心理学において、悲しみや喪失感を乗り越えるプロセスとして「受容」が不可欠だとされています。悲しんでいる時は、十分に悲しむ必要があるのです。
負けた日の夜、最も効果的なサポートは「アクティブ・リスニング」です。アドバイスも、慰めも、批判も一切せず、ただ選手の感情に寄り添い、耳を傾けることです。
選手が「あそこでミスをした自分が許せない」と言ったら、「そうか、あそこのミスが許せないんだね。悔しいね」と、感情をそのまま鏡のように映し返すだけで十分です。選手は、自分の悔しさや不甲斐なさを「そのまま受け止めてくれる存在」がいることに深い安心感を覚えます。
感情を吐き出し尽くし、心が落ち着いた後、選手は必ず自らの力で立ち上がります。「じゃあ、明日の練習から何を直そうか」と。その言葉が出た時こそが、再び前を向いて一緒に歩み出すタイミングなのです。
共に歩むという最強のパートナーシップ
ここまで、心理学の理論や事例を交えながら、アスリートを支えるための具体的な方法やマインドセットについてお話ししてきました。
サポートの形に、完璧な正解はありません。選手一人ひとりの性格も違えば、競技の特性も、置かれている状況も異なります。時には感情的になって怒ってしまったり、適切な言葉が見つからずに後悔する夜もあるでしょう。私自身、メンタルコーチとして活動する中で、自分の力不足を感じて落ち込むことは何度もありました。
しかし、どうかご自身を責めないでください。あなたが選手を想い、悩み、どうにか力になりたいと試行錯誤しているその姿勢自体が、選手にとって何よりの励みであり、最強のサポートになっているからです。
アスリートの競技人生は、長く険しい山の稜線を歩くようなものです。晴れの日もあれば、嵐の日もあります。足がすくんで一歩も動けなくなる日もあるでしょう。

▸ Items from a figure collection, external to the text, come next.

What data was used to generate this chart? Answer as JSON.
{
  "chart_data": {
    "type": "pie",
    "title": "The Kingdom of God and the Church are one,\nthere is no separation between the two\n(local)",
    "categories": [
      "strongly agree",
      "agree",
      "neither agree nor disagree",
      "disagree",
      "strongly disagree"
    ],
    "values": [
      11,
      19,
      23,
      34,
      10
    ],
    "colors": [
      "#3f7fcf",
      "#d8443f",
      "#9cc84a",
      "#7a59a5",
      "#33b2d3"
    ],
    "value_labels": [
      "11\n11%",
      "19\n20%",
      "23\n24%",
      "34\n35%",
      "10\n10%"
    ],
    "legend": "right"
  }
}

そんな時、後ろから無理やり背中を押すでもなく、前を歩いて手を引っ張り上げるでもなく。ただ隣に立ち、「大丈夫、私はここにいるよ」と寄り添い続けること。
結果に怯えるのではなく、目の前のプロセスを尊び、人間の果てしない成長の可能性を信じ抜く「成長志向のマインドセット」を、選手と共に育てていくこと。
それが、アスリートを支える皆様にできる最大の貢献であり、最も美しいパートナーシップの形だと私は信じています。
あなたと、あなたが支える大切なアスリートの競技人生が、豊かな学びと喜びに満ちたものになることを、スポーツメンタルコーチとして心から応援しております。
最後までお読みいただき、本当にありがとうございました。